The adventures and life of a Specialist Nurse in Upper GI and Bariatric surgery. If you then double and triple this by having a primary school age child AND being married to another Nurse then you have double the trouble….aehm I mean fun. Hobbies are playing chess, board games and being taxi for our son!!!

Unless otherwise indicated, all the names, characters, businesses, places, events and incidents in this blog are either the product of the author’s imagination or used in a fictitious manner. Any resemblance to actual persons, living or dead, or actual events is purely coincidental.

Half-Term, Hemoglobin & Haircuts

Disclaimer

No safeguarding officers, blood donors, or hairdressers were harmed in the making of this blog

Tomorrow officially marks the start of my short holiday — a grand total of four and a half days, which in NHS time feels like two hours and a nap.

My wife has already been off since last Friday because it’s Half-Term in Somerset, which means she’s five days ahead of me in the relaxation game (and she knows it).

My first order of business tomorrow: a haircut. Not because I’m going anywhere fancy — more because my hair currently looks like it’s applying for asylum on both sides of my head.

After that, we’re going offline for the next few days. No emails, no Microsoft Teams pings, no work chatter. Just glorious nothingness — until someone inevitably reminds me that “nothingness” still involves the school run, cooking, and sorting the recycling.

Today’s highlight? I gave blood for the first time. Surprisingly painless and straightforward, though that needle was not small — it looked suspiciously like a grey cannula, and I briefly wondered if they were planning to transfuse me instead.

Still, it’s a good feeling knowing my blood might help someone else… assuming it hasn’t been diluted by excessive caffeine.

After that brief excitement came seven hours of Safeguarding Adults Level 3 training.

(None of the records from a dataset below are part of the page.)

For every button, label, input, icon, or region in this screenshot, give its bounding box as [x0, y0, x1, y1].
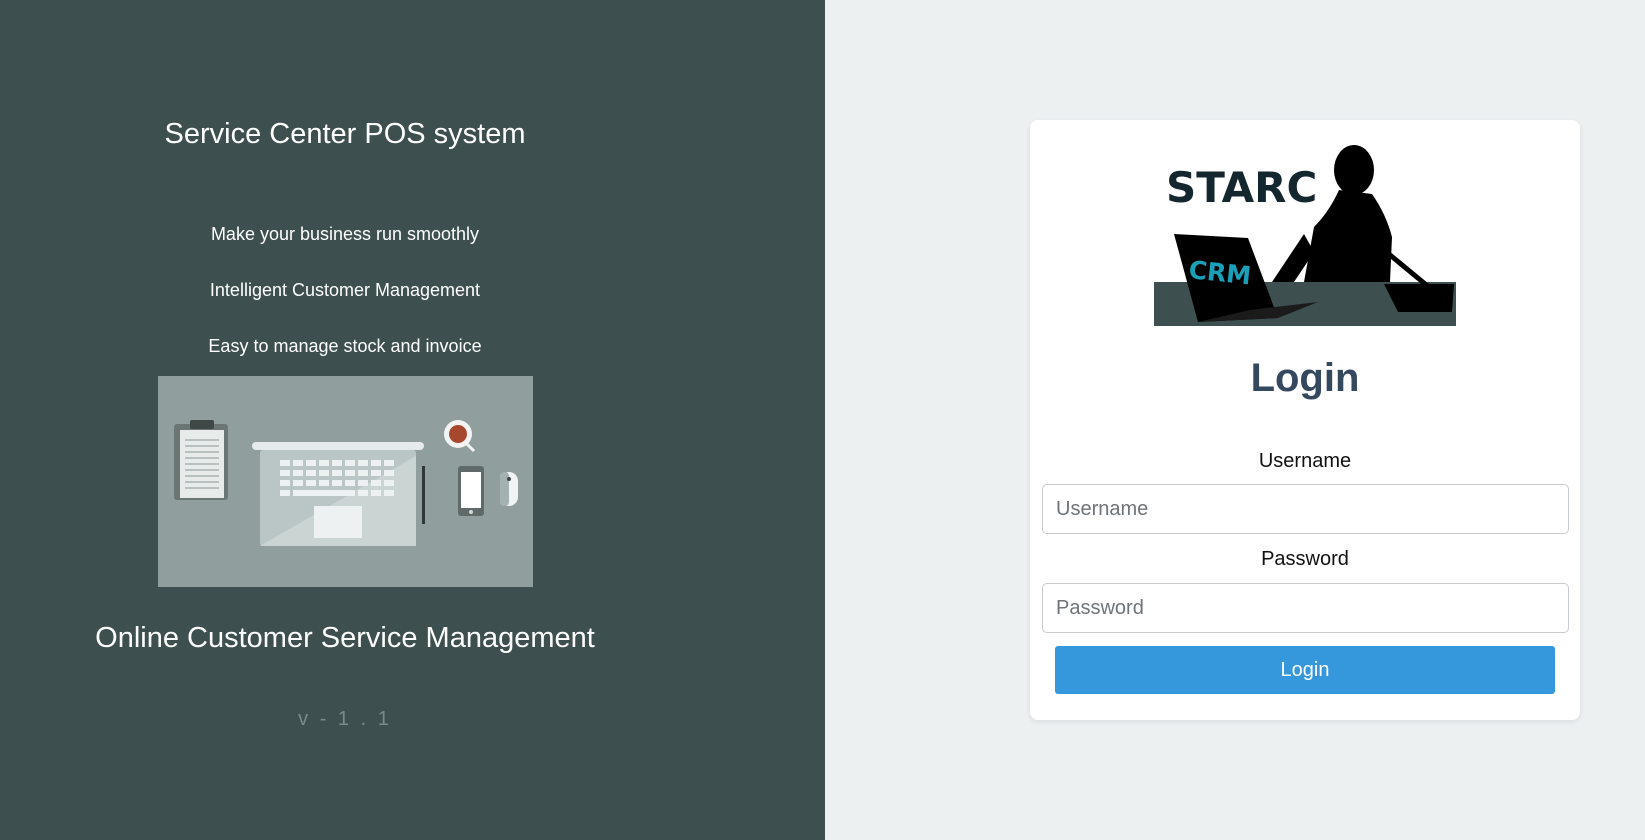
clipboard-icon — [174, 420, 228, 500]
laptop-icon — [252, 442, 424, 546]
mouse-icon — [500, 472, 518, 506]
subtitle: Online Customer Service Management — [95, 622, 595, 654]
promo-panel: Service Center POS system Make your busi… — [0, 0, 825, 840]
login-button[interactable]: Login — [1055, 646, 1555, 694]
login-area: STARC CRM Login Username Password Login — [825, 0, 1645, 840]
password-label: Password — [1261, 548, 1349, 570]
username-input[interactable] — [1042, 484, 1569, 534]
pencil-icon — [422, 466, 425, 524]
login-card: STARC CRM Login Username Password Login — [1030, 120, 1580, 720]
workspace-illustration — [158, 376, 533, 587]
tagline-2: Intelligent Customer Management — [209, 280, 481, 300]
starc-crm-logo: STARC CRM — [1154, 142, 1456, 326]
app-title: Service Center POS system — [164, 118, 526, 150]
version-label: v - 1 . 1 — [298, 708, 392, 730]
login-page: Service Center POS system Make your busi… — [0, 0, 1645, 840]
username-label: Username — [1258, 450, 1352, 472]
logo-brand-text: STARC — [1166, 163, 1317, 212]
coffee-cup-icon — [444, 420, 476, 453]
phone-icon — [458, 466, 484, 516]
login-heading: Login — [1250, 356, 1360, 400]
tagline-3: Easy to manage stock and invoice — [208, 336, 482, 356]
tagline-1: Make your business run smoothly — [210, 224, 480, 244]
password-input[interactable] — [1042, 583, 1569, 633]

Seven. Hours. To be fair, it’s important stuff — vital, even — but it’s one of those sessions where the interesting parts are slowly suffocated by PowerPoint slides and acronyms. Inter-agency protocols, endless forms, case studies that could double as bedtime stories… you get the picture.

Meanwhile, our son hasn’t played a tennis tournament since the last Grade 3 event in Taunton. That changes soon — he’s now entered into the Grade 3 in Bath on 9 November, a national qualifier just like the previous one. It already looks like a strong field, with several of his Somerset teammates joining the fray. Only 16 players make the cut, and 18 have entered — so it’s basically The Hunger Games with forehands.

For now though, I’m switching off, trimming down (hair-wise), and recharging.